Jati diri Melayu adalah gambaran, identitas dan
manisfestasi hidup dari orang-orang Melayu yang menjalankan dan mengamalkan
adat-istiadat Melayu. Jati diri Melayu tersebut meliput beberapa hal,
diantaranya adalah:
1.
Hidup rukun, damai dan
sejahtera
2.
Memiliki asas kebersamaan
3.
Terbuka dan berbaik sangka kepada sesama makhluk
a. Hidup rukun, damai dan sejahtera
Nilai-nilai
asas adat dan budaya Melayu yang mengutamakan kehidupan yang rukun dan damai,
aman dan sejahtera, saling hormat-menghormati, tolong-menolong dan bertimbang
rasa. Hal inti tertuang dalam
ungkapan adat Melayu mengatakan bahwa:
“Hidup serumah beramah-tamah, hidup sedusun
tuntun-menuntun, hidup sekampung tolong-menolong, hidup senegeri beri memberi,
hidup sebangsa bertenggang-rasa”.
Ungkapan lain menegaskan:
“adat sebanjar bertunjuk ajar, adat sedusun
bersopan santun, adat sedesa rasa-merasa, adat senegeri bertanam budi, adat
sebangsa seia sekata”, yang intinya mengajarkan kehidupan yang santun, berbudi
pekerti terpuji dan menjunjung tinggi asas kebersamaan yang adil dan merata.
b.
Memiliki asas kebersamaan dan mufakat
Asas kebersamaan orang Melayu terlihat dari kebiasaan
untuk bermusyawarah dan mufakat menjadi dalam mengambil
keputusan, merancang dan melaksanakan kegiatan dalam kehidupan berumah tangga,
bermasyarakat, berbangsa dan bernegara.
Pemuka-pemuka adat Melayu selalu mengingatkan,
bahwa tegaknya tuah dan marwah harkat dan martabat sesuatu kaum dan bangsa
berpunca dari asas kebersamaan yang disebut “senasib sepenanggungan, seaib dan
semalu” serta kesadaran semua pihak untuk mengekalkan musyawarah dan mufakat” atau
dikatakan: “elok kerja karena bersama, elok niat kerana mufakat”, atau dikatakan: “karena
sefaham tercapai azam, karena serasi kerja menjadi”.
c.
Terbuka dan berbaik sangka kepada sesama makhluk
Selain itu, adat Melayu mengajarkan sifat terbuka
dan berbaik sangka kepada sesama makhluk. Asas ini dituangkan ke dalam ungkapan
adat yang mengatakan: “apabila hidup hendak terpuji, buka kulit tampaklah isi,
kalau hidup hendak sejahtera, sesama makhluk berbaik sangka”. Ungkapan lain
menegaskan: “apabila hati selalu terbuka, hilanglah segala syak dan sangka”

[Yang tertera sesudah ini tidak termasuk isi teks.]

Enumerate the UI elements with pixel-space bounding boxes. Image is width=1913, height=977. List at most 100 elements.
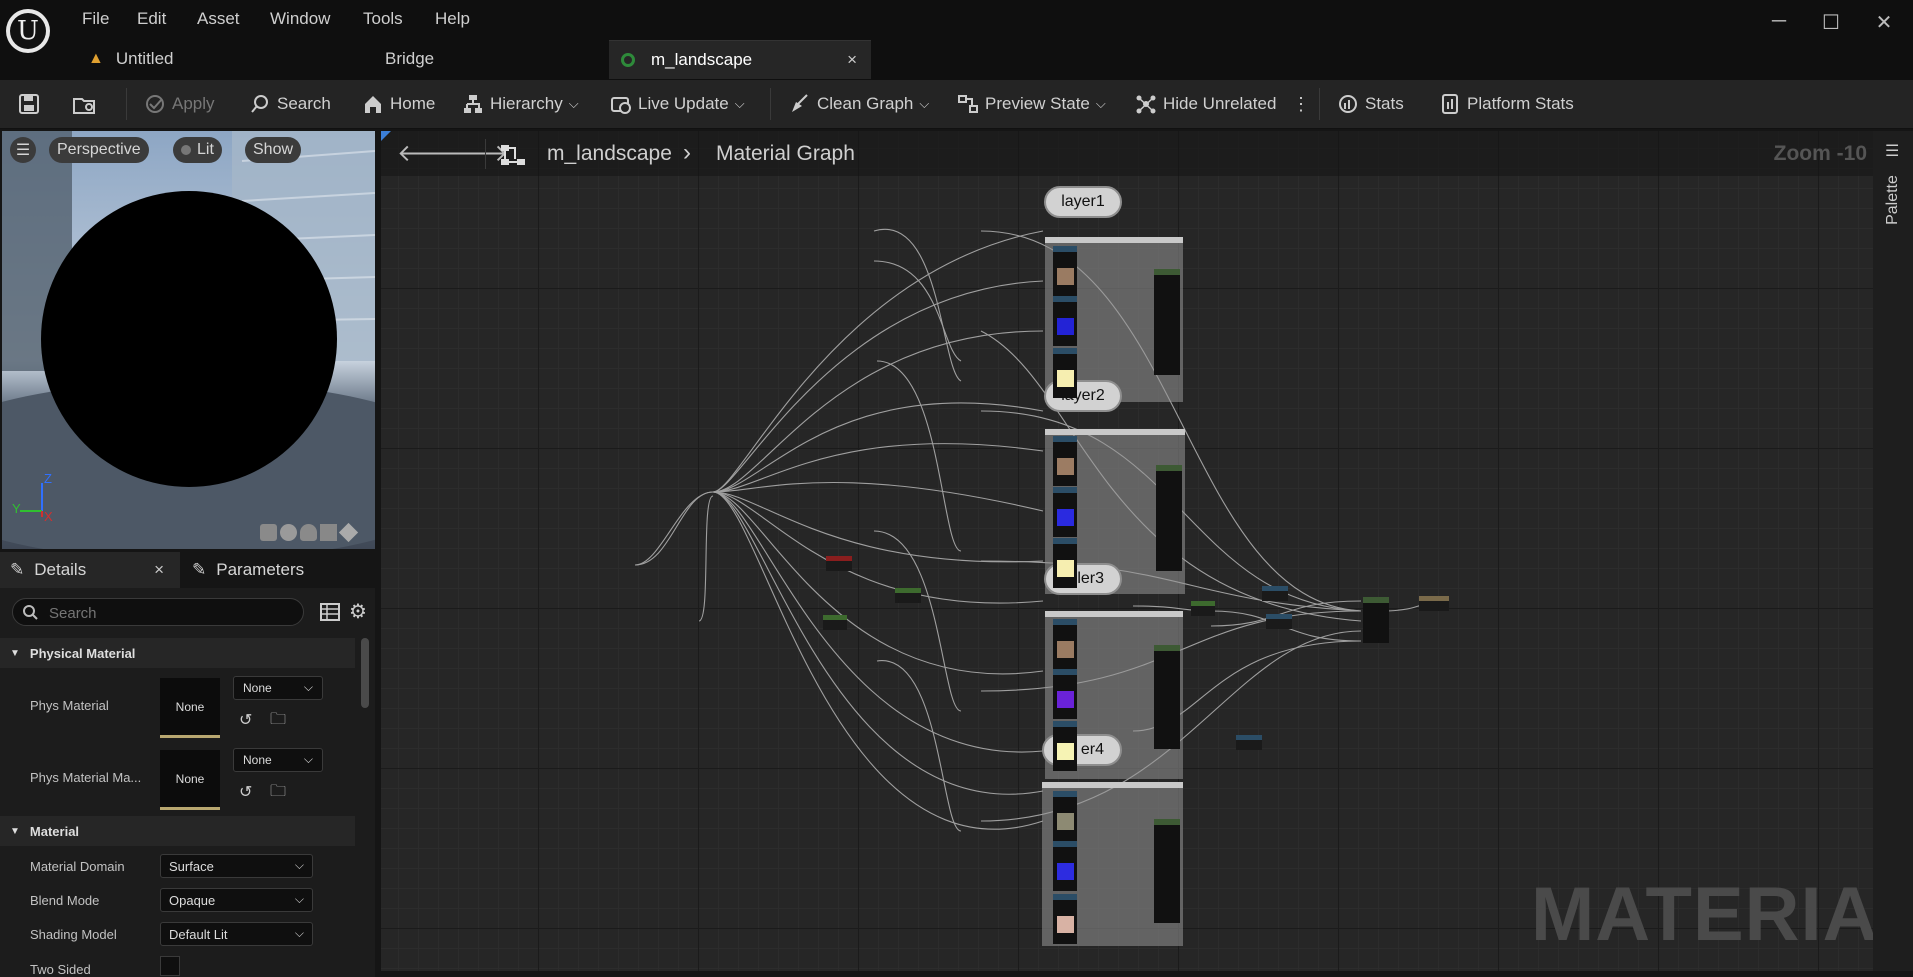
menu-file[interactable]: File — [82, 9, 109, 29]
menu-asset[interactable]: Asset — [197, 9, 240, 29]
menu-window[interactable]: Window — [270, 9, 330, 29]
hierarchy-dropdown[interactable]: Hierarchy ⌵ — [462, 90, 579, 118]
texture-sample-node[interactable] — [1053, 669, 1077, 719]
palette-list-icon[interactable]: ☰ — [1885, 141, 1899, 161]
maximize-button[interactable]: ☐ — [1816, 10, 1846, 35]
warning-icon: ▲ — [88, 50, 104, 67]
viewport-menu-button[interactable]: ☰ — [10, 137, 36, 163]
save-button[interactable] — [18, 90, 40, 118]
platform-stats-button[interactable]: Platform Stats — [1439, 90, 1574, 118]
details-search-box[interactable] — [12, 598, 304, 626]
cylinder-icon[interactable] — [260, 524, 277, 541]
show-button[interactable]: Show — [245, 137, 302, 163]
sphere-icon[interactable] — [280, 524, 297, 541]
preview-state-dropdown[interactable]: Preview State ⌵ — [957, 90, 1106, 118]
texture-sample-node[interactable] — [1053, 246, 1077, 296]
material-function-node[interactable] — [1154, 269, 1180, 375]
apply-button[interactable]: Apply — [144, 90, 215, 118]
texture-sample-node[interactable] — [1053, 841, 1077, 891]
texture-sample-node[interactable] — [1053, 436, 1077, 486]
parameter-node[interactable] — [1191, 601, 1215, 616]
lit-button[interactable]: Lit — [173, 137, 222, 163]
tab-bridge[interactable]: Bridge — [385, 40, 434, 78]
home-button[interactable]: Home — [362, 90, 435, 118]
close-window-button[interactable]: ✕ — [1869, 10, 1899, 35]
reset-arrow-icon[interactable]: ↺ — [239, 710, 252, 730]
combo-value: None — [243, 753, 272, 767]
tab-m-landscape[interactable]: m_landscape × — [609, 40, 871, 79]
texture-sample-node[interactable] — [1053, 791, 1077, 841]
collapse-arrow-icon: ▼ — [10, 647, 20, 659]
scalar-node[interactable] — [1262, 586, 1288, 601]
minimize-button[interactable]: ─ — [1764, 10, 1794, 33]
preview-viewport[interactable]: ☰ Perspective Lit Show Z Y X — [2, 131, 375, 549]
live-update-dropdown[interactable]: Live Update ⌵ — [610, 90, 745, 118]
breadcrumb-graph[interactable]: Material Graph — [716, 142, 855, 166]
menu-tools[interactable]: Tools — [363, 9, 403, 29]
material-function-node[interactable] — [1154, 819, 1180, 923]
comment-bubble-layer1[interactable]: layer1 — [1044, 186, 1122, 218]
stats-button[interactable]: Stats — [1337, 90, 1404, 118]
phys-material-mask-combo[interactable]: None ⌵ — [233, 748, 323, 772]
tab-details[interactable]: ✎ Details × — [0, 552, 180, 588]
texture-sample-node[interactable] — [1053, 296, 1077, 346]
phys-material-thumbnail[interactable]: None — [160, 678, 220, 738]
material-function-node[interactable] — [1154, 645, 1180, 749]
chevron-down-icon: ⌵ — [294, 858, 304, 872]
search-button[interactable]: Search — [249, 90, 331, 118]
material-output-node[interactable] — [1419, 596, 1449, 611]
texture-sample-node[interactable] — [1053, 894, 1077, 944]
cube-icon[interactable] — [320, 524, 337, 541]
section-material[interactable]: ▼ Material — [0, 816, 355, 846]
texture-sample-node[interactable] — [1053, 538, 1077, 588]
scalar-node[interactable] — [1266, 614, 1292, 629]
multiply-node[interactable] — [895, 588, 921, 603]
browse-asset-icon[interactable]: 🗀 — [270, 780, 286, 807]
menu-help[interactable]: Help — [435, 9, 470, 29]
details-scrollbar[interactable] — [361, 638, 369, 708]
shading-model-combo[interactable]: Default Lit ⌵ — [160, 922, 313, 946]
tab-close-icon[interactable]: × — [154, 560, 164, 580]
settings-gear-icon[interactable]: ⚙ — [349, 599, 367, 624]
breadcrumb-asset[interactable]: m_landscape — [547, 142, 672, 166]
reset-arrow-icon[interactable]: ↺ — [239, 782, 252, 802]
graph-hierarchy-icon[interactable] — [499, 143, 527, 167]
palette-tab[interactable]: Palette — [1884, 170, 1902, 230]
two-sided-checkbox[interactable] — [160, 956, 180, 976]
texture-sample-node[interactable] — [1053, 348, 1077, 398]
texcoord-node[interactable] — [823, 615, 847, 630]
texture-sample-node[interactable] — [1053, 487, 1077, 537]
browse-icon — [73, 98, 95, 114]
chevron-down-icon: ⌵ — [1095, 96, 1106, 111]
scalar-node[interactable] — [1236, 735, 1262, 750]
table-view-icon[interactable] — [320, 603, 340, 621]
texture-sample-node[interactable] — [1053, 721, 1077, 771]
unreal-logo-icon[interactable]: U — [6, 9, 50, 53]
phys-material-mask-thumbnail[interactable]: None — [160, 750, 220, 810]
phys-material-combo[interactable]: None ⌵ — [233, 676, 323, 700]
more-options-icon[interactable]: ⋮ — [1292, 90, 1310, 118]
material-domain-combo[interactable]: Surface ⌵ — [160, 854, 313, 878]
texture-sample-node[interactable] — [1053, 619, 1077, 669]
plane-icon[interactable] — [300, 524, 317, 541]
menu-edit[interactable]: Edit — [137, 9, 166, 29]
blend-mode-combo[interactable]: Opaque ⌵ — [160, 888, 313, 912]
browse-button[interactable] — [72, 90, 98, 118]
material-function-node[interactable] — [1156, 465, 1182, 571]
texture-object-node[interactable] — [826, 556, 852, 571]
hide-unrelated-button[interactable]: Hide Unrelated — [1135, 90, 1276, 118]
breadcrumb-separator: › — [683, 139, 691, 166]
toolbar: Apply Search Home Hierarchy ⌵ Live Updat… — [0, 80, 1913, 129]
perspective-button[interactable]: Perspective — [49, 137, 149, 163]
browse-asset-icon[interactable]: 🗀 — [270, 708, 286, 735]
tab-parameters[interactable]: ✎ Parameters — [192, 552, 304, 588]
custom-mesh-icon[interactable] — [338, 522, 359, 543]
tab-untitled[interactable]: ▲ Untitled — [88, 40, 173, 78]
combo-value: Surface — [169, 858, 214, 874]
clean-graph-dropdown[interactable]: Clean Graph ⌵ — [789, 90, 929, 118]
layer-blend-node[interactable] — [1363, 597, 1389, 643]
material-graph-canvas[interactable]: layer1 layer2 ler3 er4 MATERIAL — [381, 131, 1873, 971]
details-search-input[interactable] — [47, 602, 291, 624]
section-physical-material[interactable]: ▼ Physical Material — [0, 638, 355, 668]
tab-close-icon[interactable]: × — [847, 50, 857, 70]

atau dikatakan “apabila selalu bersangka baik, tuah tegak marwah pun
naik”. Selanjutnya dikatakan: “adat hidup berbilang suku, jauhkan sifat
seteru-berseteru, adat hidup berbilang bangsa jauhkan sifat berburuk sangka”,
yang intinya mengingatkan untuk selalu berbaik sangka dan menjauhkan perilaku
yang tidak terpuji.
Ungkapan-ungkapan di atas hakikatnya adalah
cerminan dari adat dan budaya Melayu yang terbuka, santun dan penuh tenggang
rasa. Nilai-nilai inilah yang menjadi jati diri Melayu, yang
dilandasi oleh agama Islam yang dianut oleh orang-orang Melayu.
Sejarah Riau membuktikan, dengan nilai-nilai asas
di atas, terwujudlah masyarakat Melayu yang majemuk
dengan latar belakang adat dan budaya yang majemuk pula.
Kemajemukan ini menjadi kekuatan Melayu dalam menghadapi perkembangan zaman, menjadi kekuatan untuk membangun kehidupan yang harmonis, aman,
damai dan sejahtera. Mereka hidup dalam kebersamaan dan kemajemukan.
Pada
hakikatnya nilai-nilai asas jati diri bangsa adalah nilai-nilai luhur adat dan
budaya sebagai perekat kehidupan bermasyarakat, berbangsa dan bernegara yang dimiliki
oleh semua suku dan puak yang ada di bumi tercinta ini. Secara
rinci, jati diri orang Melayu tertuang dalam Tunjuk Ajar Melayu (TAM).